COVID-19 Has Given Hope For the Future Through Decreased Air Pollution Levels: Sonali Sharma

Around 8 million people die every year due to problems associated with air pollution,

according to the World Health Organization. Air pollution is one of the leading factors in global warming as gasses in the environment continue to contribute to rising temperatures every year.

Recent events have shifted the world’s focus from global warming to other issues, including the COVID-19 pandemic. In light of this pandemic, there has been some good concerning global warming and climate change.

Global warming, as defined by NASA, is the” long-term heating of Earth’s climate

system observed since the pre-industrial period (between 1850 and 1900) due to human

activities, primarily fossil fuel burning, which increases heat-trapping greenhouse gas levels in Earth’s atmosphere.” The primary way humans have contributed is by increasing greenhouse gas levels. These increasing levels of air pollution have not only affected the planet, but humans as well in two ways. The World Health Organization states that around 4.2 million deaths per year are due to exposure to ambient outdoor air pollution, while 3.8 million die due to exposure to household air pollution. Both types of air pollution are manmade and contribute to rising greenhouse levels. Many countries contribute to air pollution, for example, China. However, China’s air pollution rates were down by 25% during the lockdown due to the COVID-19 pandemic. Many countries during this pandemic have shown signs of more lucid air as well, with PM2.5 concentration levels down. PM2.5 refers to particle matters with a diameter of fewer than 2.5 micrometers. These particles can be very harmful to humans, which is why the World Health Organization states that above 25 micrograms per cubic meter of PM2.5 is unsafe. This being said, China’s PM2.5 levels during their 10-week lockdown in Wuhan decreased in February and March from about 10-20 micrograms when compared to the previous year.

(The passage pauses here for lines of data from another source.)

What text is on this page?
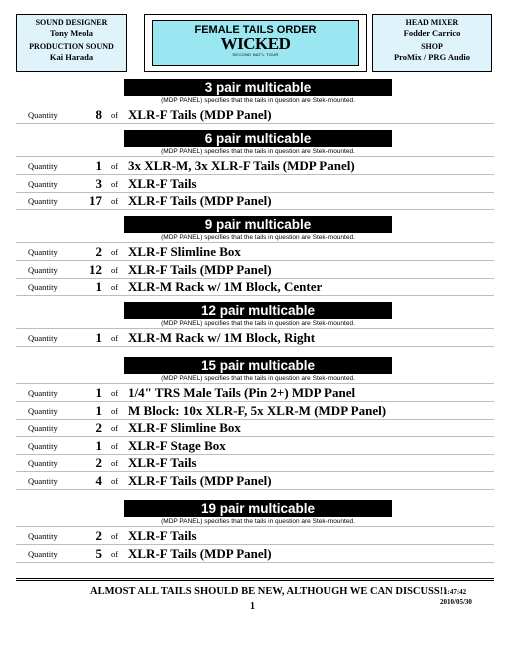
SOUND DESIGNER
Tony Meola
PRODUCTION SOUND
Kai Harada
FEMALE TAILS ORDER
WICKED
SECOND NAT'L TOUR
HEAD MIXER
Fodder Carrico
SHOP
ProMix / PRG Audio
3 pair multicable
(MDP PANEL) specifies that the tails in question are Stek-mounted.
Quantity	8 of XLR-F Tails (MDP Panel)
6 pair multicable
(MDP PANEL) specifies that the tails in question are Stek-mounted.
Quantity	1 of 3x XLR-M, 3x XLR-F Tails (MDP Panel)
Quantity	3 of XLR-F Tails
Quantity	17 of XLR-F Tails (MDP Panel)
9 pair multicable
(MDP PANEL) specifies that the tails in question are Stek-mounted.
Quantity	2 of XLR-F Slimline Box
Quantity	12 of XLR-F Tails (MDP Panel)
Quantity	1 of XLR-M Rack w/ 1M Block, Center
12 pair multicable
(MDP PANEL) specifies that the tails in question are Stek-mounted.
Quantity	1 of XLR-M Rack w/ 1M Block, Right
15 pair multicable
(MDP PANEL) specifies that the tails in question are Stek-mounted.
Quantity	1 of 1/4" TRS Male Tails (Pin 2+) MDP Panel
Quantity	1 of M Block: 10x XLR-F, 5x XLR-M (MDP Panel)
Quantity	2 of XLR-F Slimline Box
Quantity	1 of XLR-F Stage Box
Quantity	2 of XLR-F Tails
Quantity	4 of XLR-F Tails (MDP Panel)
19 pair multicable
(MDP PANEL) specifies that the tails in question are Stek-mounted.
Quantity	2 of XLR-F Tails
Quantity	5 of XLR-F Tails (MDP Panel)
ALMOST ALL TAILS SHOULD BE NEW, ALTHOUGH WE CAN DISCUSS!!
1:47:42
2010/05/30
1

These levels are considered unsafe, but the drastic difference of PM2.5 levels in a matter of weeks shows hope for better and cleaner air quality. Around the world, many other cities were reported to have cleaner air during this global pandemic, including Los Angeles whose PM2.5 concentration levels were down by 31% compared to the previous year, and 51% when compared to the last 4. In Seoul, there was a 54% drop in concentration levels when compared from February 26 to March 18 in 2019. The most significant difference in PM2.5 concentration levels seen during this pandemic was in India when their population of about 1.3 billion people was in lockdown. With a usual concentration level deemed to be well over unsafe, a 60% reduction was found in the capital of New Delhi as well as reports of cleaner air in other cities like Mumbai. This data was compared between March 23-April 13 of 2019 and 2020.

This pandemic has shown that there is still hope for our world. We can get our air

pollution levels down, in turn decreasing the effects of global warming. If countries took the

same initiative as used when containing this global pandemic, we could fix our climate change crisis one step at a time. Air pollution is the first step to fixing the more significant problem that we have created. If we want to continue to live on this planet, we need change. We need to make the switch from carbon emissions to green energy, which decreases greenhouse gas emissions. We need to harvest the natural power given to us– the sun, the wind, the earth. Without change, we will not survive. Change is only possible with your help, and we can get one step closer to a healthier future for Earth, our home.